“You shan’t!”

The knife of the last speaker suddenly leaped from its leathern sheath, and he advanced upon Cole, who turned and pushed him back.

“Stand off, Duke White,” were Cole’s menacing words. “I don’t want a difficulty with you. I know what I’m doing. I’ll try Wolf-Cap if I wish to.”

“You shall not!” and White tried to step between Cole and the captive.

But, with a fierce oath, Cole hurled Duke from the tree. Duke recovered in a moment, and with all the baser passions of his soul fully aroused, he sprung at his Titan comrade.

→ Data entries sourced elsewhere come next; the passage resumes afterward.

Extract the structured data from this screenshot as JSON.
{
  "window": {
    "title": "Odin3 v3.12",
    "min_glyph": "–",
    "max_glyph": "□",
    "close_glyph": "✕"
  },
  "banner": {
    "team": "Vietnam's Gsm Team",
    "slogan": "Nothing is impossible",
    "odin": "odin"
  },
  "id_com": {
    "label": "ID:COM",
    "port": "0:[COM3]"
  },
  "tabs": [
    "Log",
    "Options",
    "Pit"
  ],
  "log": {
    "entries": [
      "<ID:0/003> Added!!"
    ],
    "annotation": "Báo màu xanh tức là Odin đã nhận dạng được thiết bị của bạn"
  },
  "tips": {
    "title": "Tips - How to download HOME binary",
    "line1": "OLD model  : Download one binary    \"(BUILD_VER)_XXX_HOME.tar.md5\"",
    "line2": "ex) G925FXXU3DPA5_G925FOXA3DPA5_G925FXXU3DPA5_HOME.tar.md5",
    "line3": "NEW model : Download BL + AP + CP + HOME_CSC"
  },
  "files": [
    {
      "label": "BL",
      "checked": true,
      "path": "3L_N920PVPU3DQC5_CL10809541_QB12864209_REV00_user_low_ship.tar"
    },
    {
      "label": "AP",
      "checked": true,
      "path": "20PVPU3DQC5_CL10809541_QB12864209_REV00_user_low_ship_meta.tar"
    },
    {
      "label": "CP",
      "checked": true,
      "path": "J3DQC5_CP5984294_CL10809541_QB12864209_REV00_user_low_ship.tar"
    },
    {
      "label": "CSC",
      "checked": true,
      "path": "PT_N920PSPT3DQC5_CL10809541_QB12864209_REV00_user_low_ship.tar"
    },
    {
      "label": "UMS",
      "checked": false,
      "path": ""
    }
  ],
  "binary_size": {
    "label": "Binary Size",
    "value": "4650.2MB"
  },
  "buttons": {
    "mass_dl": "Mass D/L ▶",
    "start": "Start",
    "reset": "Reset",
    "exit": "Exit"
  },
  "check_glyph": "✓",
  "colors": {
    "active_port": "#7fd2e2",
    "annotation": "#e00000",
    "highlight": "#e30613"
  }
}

Cole saw the movement, and received the attack with the knife, for it was apparent that the blood of a Night-Hawk had to be shed by a brother’s hand.

I say that Cole met the attack with the knife, and blood flowed from the wound inflicted in Duke White’s breast by the shining steel. The next moment they had grappled, and swayed to and fro in the struggle of life and death like contending giants.

The third white guard started forward to strike Cole with clubbed rifle, when one of the Indians, with a quick glance at his companion, leaped toward the tree.

A knife flashed in the brave’s hands, and when it descended Wolf-Cap sprung from the sycamore—free! He saw the second savage hurl the third guard into the murky waves of the Huron, and glanced at the struggling Night-Hawks, now on the ground.

“Wolf-Cap run down the river,” said the trapper’s deliverer, quickly pointing down the stream.